O Globo
As casas de apostas mostraram seu poderio
Na balbúrdia que acompanhou a agonia da
Medida Provisória do IOF, registrou-se, como se fosse um fato da vida, que o
governo desistiu de aumentar de 12% para 18% a taxação dos lucros das casas de
apostas. Na negociação dessa MP, diversos setores da economia foram buscar sua
fatia de benefícios ou escapar dos dentes do Leão da Receita. O agronegócio
pegou sua fatia; a turma do papelório se protegeu. Depois de muita conversa,
mesmo desidratada, a MP alternativa foi a pique. O governo terá de buscar
outros caminhos, visto que não gosta da ideia de cortar despesas.

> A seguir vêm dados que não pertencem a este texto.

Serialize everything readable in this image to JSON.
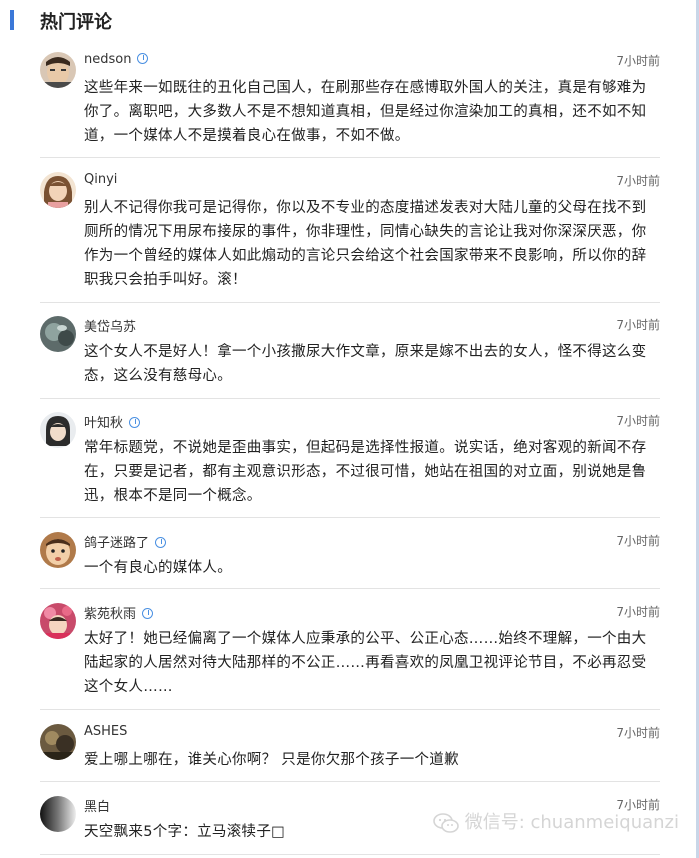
{
  "header": {
    "title": "热门评论"
  },
  "comments": [
    {
      "user": "nedson",
      "verified": true,
      "time": "7小时前",
      "text": "这些年来一如既往的丑化自己国人，在刷那些存在感博取外国人的关注，真是有够难为你了。离职吧，大多数人不是不想知道真相，但是经过你渲染加工的真相，还不如不知道，一个媒体人不是摸着良心在做事，不如不做。"
    },
    {
      "user": "Qinyi",
      "verified": false,
      "time": "7小时前",
      "text": "别人不记得你我可是记得你，你以及不专业的态度描述发表对大陆儿童的父母在找不到厕所的情况下用尿布接尿的事件，你非理性，同情心缺失的言论让我对你深深厌恶，你作为一个曾经的媒体人如此煽动的言论只会给这个社会国家带来不良影响，所以你的辞职我只会拍手叫好。滚！"
    },
    {
      "user": "美岱乌苏",
      "verified": false,
      "time": "7小时前",
      "text": "这个女人不是好人！拿一个小孩撒尿大作文章，原来是嫁不出去的女人，怪不得这么变态，这么没有慈母心。"
    },
    {
      "user": "叶知秋",
      "verified": true,
      "time": "7小时前",
      "text": "常年标题党，不说她是歪曲事实，但起码是选择性报道。说实话，绝对客观的新闻不存在，只要是记者，都有主观意识形态，不过很可惜，她站在祖国的对立面，别说她是鲁迅，根本不是同一个概念。"
    },
    {
      "user": "鸽子迷路了",
      "verified": true,
      "time": "7小时前",
      "text": "一个有良心的媒体人。"
    },
    {
      "user": "紫苑秋雨",
      "verified": true,
      "time": "7小时前",
      "text": "太好了！她已经偏离了一个媒体人应秉承的公平、公正心态……始终不理解，一个由大陆起家的人居然对待大陆那样的不公正……再看喜欢的凤凰卫视评论节目，不必再忍受这个女人……"
    },
    {
      "user": "ASHES",
      "verified": false,
      "time": "7小时前",
      "text": "爱上哪上哪在，谁关心你啊？ 只是你欠那个孩子一个道歉"
    },
    {
      "user": "黑白",
      "verified": false,
      "time": "7小时前",
      "text": "天空飘来5个字：立马滚犊子□"
    }
  ],
  "watermark": {
    "text": "微信号: chuanmeiquanzi"
  },
  "colors": {
    "accent": "#3b78d8",
    "verified": "#4a90e2",
    "divider": "#e3e3e3"
  }
}
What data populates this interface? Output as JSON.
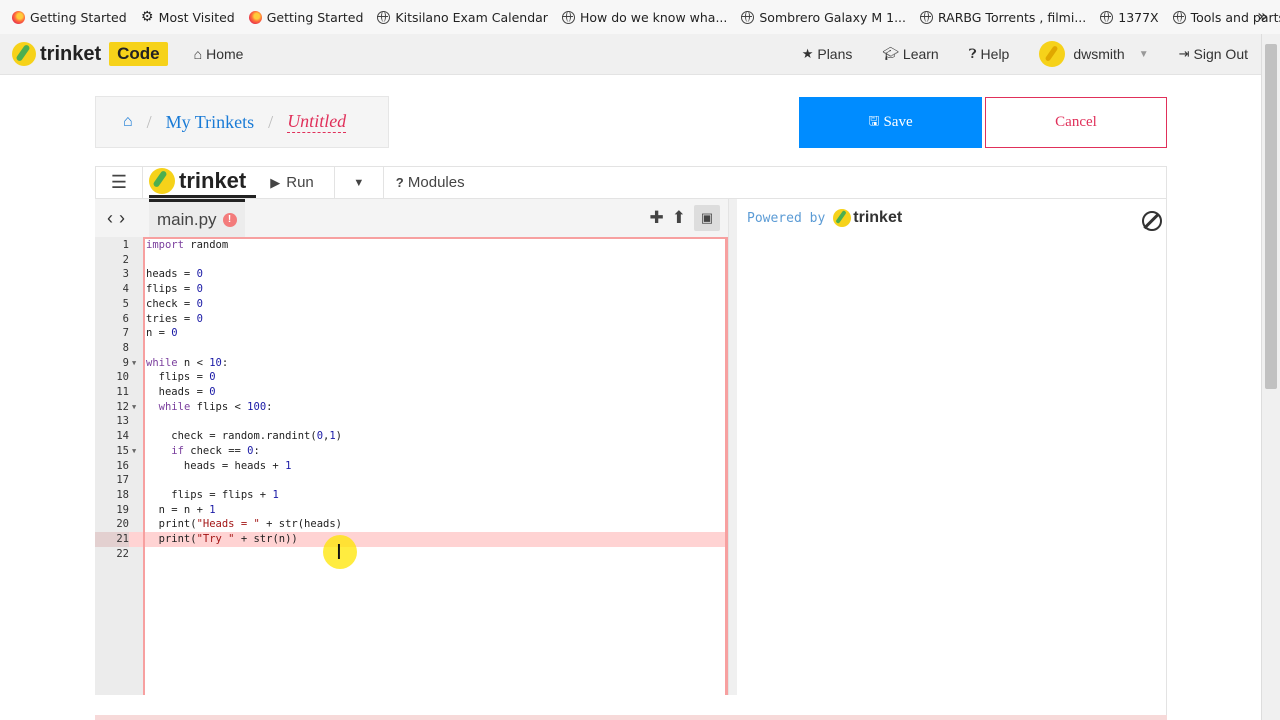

Contudo ficou uma pergunta: como as casas de apostas conseguiram baixar sua alíquota de 18% para 12%? A Viúva perderia R$ 1,7 bilhão em 2026. Mistério. Vale lembrar que as casas de apostas já movimentam mais dinheiro que o centenário jogo do bicho. Segundo o Banco Central, seriam até R$ 30 bilhões por mês.
As políticas tributárias refletem aspectos
das sociedades onde são aplicadas. Conhece-se melhor a Itália do século XIX
sabendo que havia fiscais para evitar que se pegasse água do mar para fazer
macarronada. No Brasil do século XXI, as casas de apostas mostraram que têm
poder suficiente para roer um terço de uma nova alíquota de imposto de renda.
Conseguiram isso sem grandes debates.
Pressionados pelo Congresso, os governos
de Jair
Bolsonaro e de Lula abriram
o país para a jogatina e geraram um novo mercado de influências. Quando um
representante do agronegócio quer um benefício, ele argumenta que produz soja,
milho e sustenta a economia. Os bancos prestam serviços. As montadoras fabricam
automóveis. As casas de apostas não produzem coisa nenhuma. Era mais do que
razoável tributar seus lucros em 18%.
A façanha foi tão extraordinária que a
alíquota caiu sem que a derrubada tivesse exposto as impressões digitais de
seus patronos. O que era 18% simplesmente virou 12%.
Lobbies são coisa perigosa, sobretudo
em Brasília.
É natural que um setor produtivo contrate um escritório para defender seus
interesses. As casas de apostas legalizadas convivem com similares ilegais e
até com cafofos que tangenciam o crime organizado. Foi má ideia derrubar a
alíquota no escurinho de Brasília.
Como a Medida Provisória virou vinagre, o
governo buscará outras formas de saciar sua fome de arrecadação, e o tema
voltará. Se o governo calcula que pode arrecadar R$ 2 bilhões anuais com as
casas de apostas, tudo bem.
O que ficou sobre a mesa é a percepção do
poder de fogo do lobby das casas de apostas, e ele se mostrou poderoso. Com o
Congresso fazendo o que faz, casas de apostas poderosas são uma péssima ideia.
E elas já fritaram uma CPI.
Numa percepção elitista, o Congresso é
influenciado pelas bancadas da Bíblia, do boi e da bala. A Bíblia é o livro
mais vendido, o agro segura a economia e boa parte da população acha que
bandido bom é bandido morto. Juntar nesse coquetel uma bancada das casas de
apostas será um flerte com os subúrbios do crime.